Activist threatens Halcon Resources with proxy fight unless board changes

HOUSTON (Reuters) - Activist investor Fir Tree Partners on Monday called on oil producer Halcon Resources Corp to appoint two independent directors to its board, threatening a proxy fight at the next shareholder meeting if it fails to do so or fails to put itself up for sale.

Fir Tree, in a letter to the Halcon board of directors, accused Halcon of “excessive” spending, pointing to executive compensation that outpaced its peers and private plane use by Chief Executive Officer Floyd Wilson, which it said was on track in the third quarter to top $1 million in 2018.

Halcon did not immediately respond to a request for comment. A representative for Fir Tree Partners did not respond to a request for comment.

Halcon was hard hit by the 2014 crash in oil prices and emerged from bankruptcy restructuring in 2016. While U.S. crude prices rebounded in the first half of 2018, the producer posted an $81.8 million loss in its third quarter and a $100.7 million loss for the nine-month period.

Fir Tree, which owns about 7.2 percent of Halcon, in October called for a sale of the company. On Monday, it said that if Halcon does not cut expenses and appoint new board members, Fir Tree may run a proxy contest at the next annual general meeting to replace its entire board.

Since October, Halcon shares have fallen by 56 percent. They were trading at around $1.75 per share on Monday.

Although Halcon’s assets are in the Permian Basin, the largest and fastest growing oilfield in the United States, Wall Street values its land at less than $5,000 an acre, compared with peers whose land is valued above $20,000 an acre, Fir Tree said in its letter.

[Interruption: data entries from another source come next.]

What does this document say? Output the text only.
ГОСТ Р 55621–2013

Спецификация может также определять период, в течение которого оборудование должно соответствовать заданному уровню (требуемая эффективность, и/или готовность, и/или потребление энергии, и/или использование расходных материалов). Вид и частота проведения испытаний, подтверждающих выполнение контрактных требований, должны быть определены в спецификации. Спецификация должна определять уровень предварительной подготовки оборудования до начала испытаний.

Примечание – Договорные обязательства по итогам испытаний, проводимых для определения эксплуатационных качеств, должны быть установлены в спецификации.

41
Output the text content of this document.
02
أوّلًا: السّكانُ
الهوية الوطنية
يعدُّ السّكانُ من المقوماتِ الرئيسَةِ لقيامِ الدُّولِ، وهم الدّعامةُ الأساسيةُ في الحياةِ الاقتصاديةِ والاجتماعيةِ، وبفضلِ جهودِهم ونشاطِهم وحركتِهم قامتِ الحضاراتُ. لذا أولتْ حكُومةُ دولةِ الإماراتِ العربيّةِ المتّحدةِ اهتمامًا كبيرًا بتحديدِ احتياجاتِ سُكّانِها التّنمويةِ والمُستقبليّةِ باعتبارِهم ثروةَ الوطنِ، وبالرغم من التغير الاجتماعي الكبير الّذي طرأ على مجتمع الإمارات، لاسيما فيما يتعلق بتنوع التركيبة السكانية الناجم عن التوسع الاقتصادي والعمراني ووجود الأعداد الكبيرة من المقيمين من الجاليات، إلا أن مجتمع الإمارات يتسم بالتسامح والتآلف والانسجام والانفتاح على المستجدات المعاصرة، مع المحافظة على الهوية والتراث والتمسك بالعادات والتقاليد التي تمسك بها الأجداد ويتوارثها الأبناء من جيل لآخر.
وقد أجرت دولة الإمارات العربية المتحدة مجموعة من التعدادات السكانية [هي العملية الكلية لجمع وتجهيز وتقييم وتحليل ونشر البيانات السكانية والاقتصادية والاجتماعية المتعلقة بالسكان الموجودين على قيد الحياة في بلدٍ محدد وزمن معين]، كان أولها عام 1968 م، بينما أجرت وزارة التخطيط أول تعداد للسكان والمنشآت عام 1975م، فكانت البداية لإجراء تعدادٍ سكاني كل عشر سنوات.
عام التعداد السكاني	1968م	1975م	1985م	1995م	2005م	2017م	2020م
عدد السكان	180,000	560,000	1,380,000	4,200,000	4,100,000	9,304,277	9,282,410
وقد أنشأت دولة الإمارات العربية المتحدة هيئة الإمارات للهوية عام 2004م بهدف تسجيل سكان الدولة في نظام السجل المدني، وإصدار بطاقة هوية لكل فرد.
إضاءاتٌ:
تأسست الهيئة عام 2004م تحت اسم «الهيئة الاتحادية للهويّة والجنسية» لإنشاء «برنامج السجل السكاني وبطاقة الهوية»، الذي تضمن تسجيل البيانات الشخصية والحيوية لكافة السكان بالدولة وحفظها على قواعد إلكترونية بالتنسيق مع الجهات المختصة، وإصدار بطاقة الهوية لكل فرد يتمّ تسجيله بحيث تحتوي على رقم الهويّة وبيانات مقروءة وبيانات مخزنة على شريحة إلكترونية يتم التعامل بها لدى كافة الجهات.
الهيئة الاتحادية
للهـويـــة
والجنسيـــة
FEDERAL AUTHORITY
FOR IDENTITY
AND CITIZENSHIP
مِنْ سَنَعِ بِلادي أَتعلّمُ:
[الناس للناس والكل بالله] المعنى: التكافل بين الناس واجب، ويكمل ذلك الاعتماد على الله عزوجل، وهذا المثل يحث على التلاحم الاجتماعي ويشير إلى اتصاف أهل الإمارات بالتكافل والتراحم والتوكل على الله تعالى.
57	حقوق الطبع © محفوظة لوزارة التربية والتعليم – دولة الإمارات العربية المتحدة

“The unfortunate reality for Halcon is that it is an over-levered and sub-scale operator that cannot organically grow out of its problems in the current (or most any) commodity environment,” Fir Tree said.

Fir Tree also took issue with CEO Wilson’s compensation package, which it said was valued at $24 million when the company emerged from bankruptcy in 2016 and roughly $7 million in 2017, a year in which its stock fell by more than 50 percent.